Alican Leblebici’nin ilk solo sergisi Parmak İzi, 23 Ocak 2016 tarihlerine kadar PİLOT’ta ziyaret edilebilir.
Dövmeler, oto-portreler ve beden-kimlik-suç politikaları. Alican Leblebi’nin ilk kişisel sergisi Parmak İzi’nin üç alt başlığının adı. Şimdilerde herkesin dövmesi var ya da herkes dövme yaptırmaktan bahseder oldu. Fakat yüzyıllardır bedeni güzelleştirmekten, suçluları işaretlemeye, bir gruba/kabileye ait olmaktan, sevdiği bir kişiye/lidere olan bağlılığını göstermeye dek dövme çok çeşitli anlam ve işlevler kazandı. Dövme bugün, sınıf, toplumsal cinsiyet veyahut meslek boyutlarını da aşacak biçimde herkesin ulaşabileceği, popüler kültürün bir tüketim nesnesi, dahası moda dünyasının bir parçası haline geldi. Genç sanatçı Alican Leblebici de alt kültüre ait bir işaret/aidiyet sorgulaması olarak gördüğü bir dizi “hakiki” dövmenin peşine düştü ve kültürel yapının idealize ettiği beden ve pratiklere ait dövmeleri değil, suçlulara, marjinal gruplara ve alt kültürlere ait dövmeleri resmetti.
Parmak İzi, Alican Leblebici’nin İstanbul’da bir dip akıntısı olarak varlığını sürdürmekte olan punk kültüre göz kırptığı “Always Hope” veya Rusya’da yarı-açık bir cezaevinde geçirilen günlerin anısını yaşatan “Yarı Açık” ve Atatürk’e bağlılığın bir simgesi haline dönüşmeye başlayan KAtatürk dövmeleri, bir beden estetiğine katkının ötesinde, dövmenin aidiyet/kimlik politikalarıyla ilişkisini araştırıyor. Sanatçının portrelerden oluşan serisinin ilk çalışması, büyük boyutlu otoportresi.

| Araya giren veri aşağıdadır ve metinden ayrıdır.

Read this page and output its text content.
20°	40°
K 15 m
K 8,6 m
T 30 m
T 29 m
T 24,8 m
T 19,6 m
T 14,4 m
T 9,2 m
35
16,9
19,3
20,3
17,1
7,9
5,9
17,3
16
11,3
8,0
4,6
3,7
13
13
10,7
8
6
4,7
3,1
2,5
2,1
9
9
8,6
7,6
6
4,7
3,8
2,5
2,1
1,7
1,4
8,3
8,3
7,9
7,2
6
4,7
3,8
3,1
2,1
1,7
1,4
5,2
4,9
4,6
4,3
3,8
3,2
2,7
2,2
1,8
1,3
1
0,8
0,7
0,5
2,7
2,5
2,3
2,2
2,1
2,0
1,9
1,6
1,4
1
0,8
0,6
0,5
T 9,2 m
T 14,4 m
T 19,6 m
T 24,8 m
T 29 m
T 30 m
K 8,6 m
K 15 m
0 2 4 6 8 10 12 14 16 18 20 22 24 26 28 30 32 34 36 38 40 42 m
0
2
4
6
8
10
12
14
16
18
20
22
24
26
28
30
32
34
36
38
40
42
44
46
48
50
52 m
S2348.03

Leblebici, hiperrealistik tarzda ürettiği eserinin fotoğrafını çekerek çeşitli kimlik belgelerinde kullanmayı deniyor ve başarılı da oluyor!

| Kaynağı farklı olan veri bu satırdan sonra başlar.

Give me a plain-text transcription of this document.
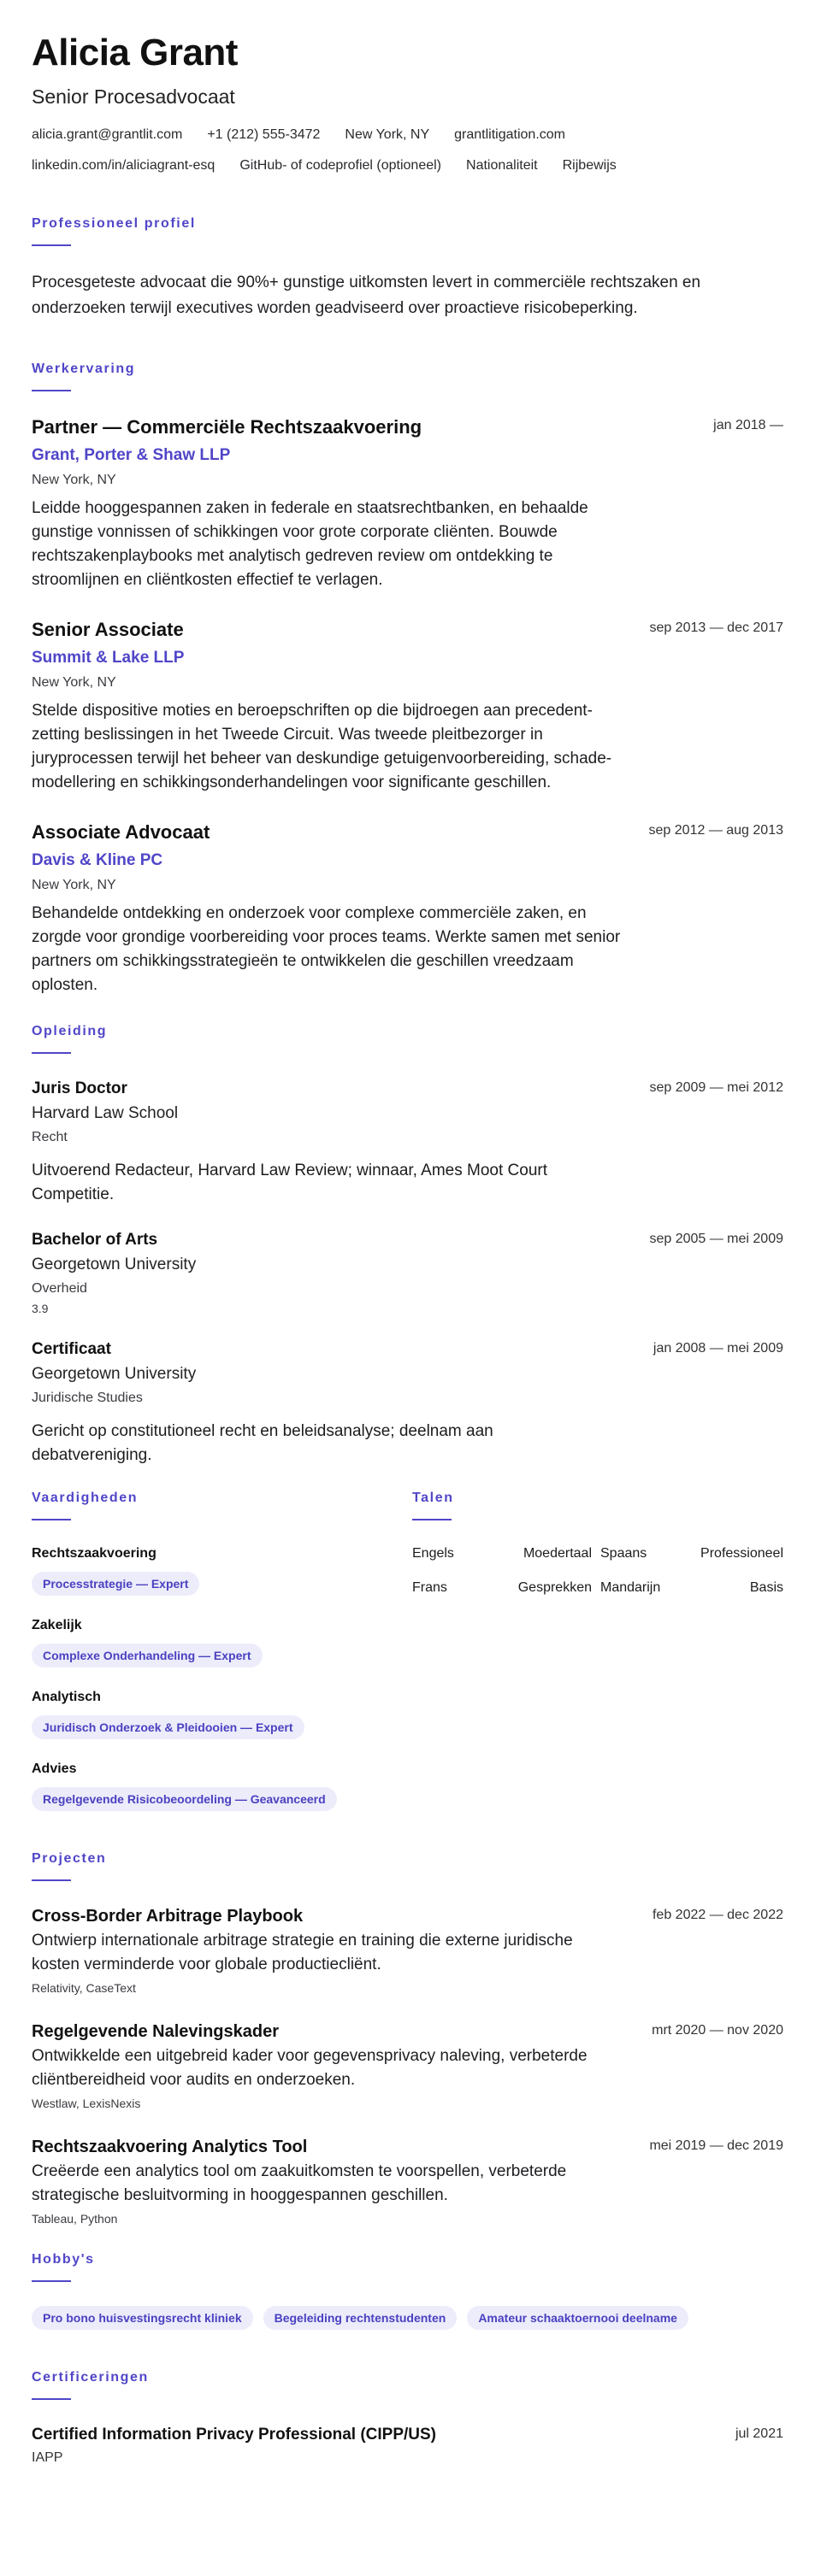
Alicia Grant
Senior Procesadvocaat
alicia.grant@grantlit.com +1 (212) 555-3472 New York, NY grantlitigation.com
linkedin.com/in/aliciagrant-esq GitHub- of codeprofiel (optioneel) Nationaliteit Rijbewijs
Professioneel profiel

Procesgeteste advocaat die 90%+ gunstige uitkomsten levert in commerciële rechtszaken en onderzoeken terwijl executives worden geadviseerd over proactieve risicobeperking.

Werkervaring
Partner — Commerciële Rechtszaakvoering	jan 2018 —
Grant, Porter & Shaw LLP
New York, NY

Leidde hooggespannen zaken in federale en staatsrechtbanken, en behaalde gunstige vonnissen of schikkingen voor grote corporate cliënten. Bouwde rechtszakenplaybooks met analytisch gedreven review om ontdekking te stroomlijnen en cliëntkosten effectief te verlagen.

Senior Associate	sep 2013 — dec 2017
Summit & Lake LLP
New York, NY

Stelde dispositive moties en beroepschriften op die bijdroegen aan precedent-zetting beslissingen in het Tweede Circuit. Was tweede pleitbezorger in juryprocessen terwijl het beheer van deskundige getuigenvoorbereiding, schade-modellering en schikkingsonderhandelingen voor significante geschillen.

Associate Advocaat	sep 2012 — aug 2013
Davis & Kline PC
New York, NY

Behandelde ontdekking en onderzoek voor complexe commerciële zaken, en zorgde voor grondige voorbereiding voor proces teams. Werkte samen met senior partners om schikkingsstrategieën te ontwikkelen die geschillen vreedzaam oplosten.

Opleiding
Juris Doctor	sep 2009 — mei 2012
Harvard Law School
Recht

Uitvoerend Redacteur, Harvard Law Review; winnaar, Ames Moot Court Competitie.

Bachelor of Arts	sep 2005 — mei 2009
Georgetown University
Overheid
3.9
Certificaat	jan 2008 — mei 2009
Georgetown University
Juridische Studies

Gericht op constitutioneel recht en beleidsanalyse; deelnam aan debatvereniging.

Vaardigheden
Rechtszaakvoering
Processtrategie — Expert
Zakelijk
Complexe Onderhandeling — Expert
Analytisch
Juridisch Onderzoek & Pleidooien — Expert
Advies
Regelgevende Risicobeoordeling — Geavanceerd
Talen
Engels	Moedertaal Spaans	Professioneel
Frans	Gesprekken Mandarijn	Basis
Projecten
Cross-Border Arbitrage Playbook	feb 2022 — dec 2022

Ontwierp internationale arbitrage strategie en training die externe juridische kosten verminderde voor globale productiecliënt.

Relativity, CaseText
Regelgevende Nalevingskader	mrt 2020 — nov 2020

Ontwikkelde een uitgebreid kader voor gegevensprivacy naleving, verbeterde cliëntbereidheid voor audits en onderzoeken.

Westlaw, LexisNexis
Rechtszaakvoering Analytics Tool	mei 2019 — dec 2019

Creëerde een analytics tool om zaakuitkomsten te voorspellen, verbeterde strategische besluitvorming in hooggespannen geschillen.

Tableau, Python
Hobby's
Pro bono huisvestingsrecht kliniek	Begeleiding rechtenstudenten	Amateur schaaktoernooi deelname
Certificeringen
Certified Information Privacy Professional (CIPP/US)	jul 2021
IAPP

Sanatçının yukarıda gördüğünüz son portresi olan ve “Selfie-Portre” günümüzün beğenme/beğenilme çılgınlığını ve ruhların yalnızlığını yine günümüzün en son takıntısı selfie’ler üzerinden görünür kılıyor. Leblebici, saniyeler içerisinde çekilip sosyal medyaya yüklenen selfie’lerin tersine “Selfie-Portre”yi tamamlamak 200 saatten fazla zaman geçirmiş.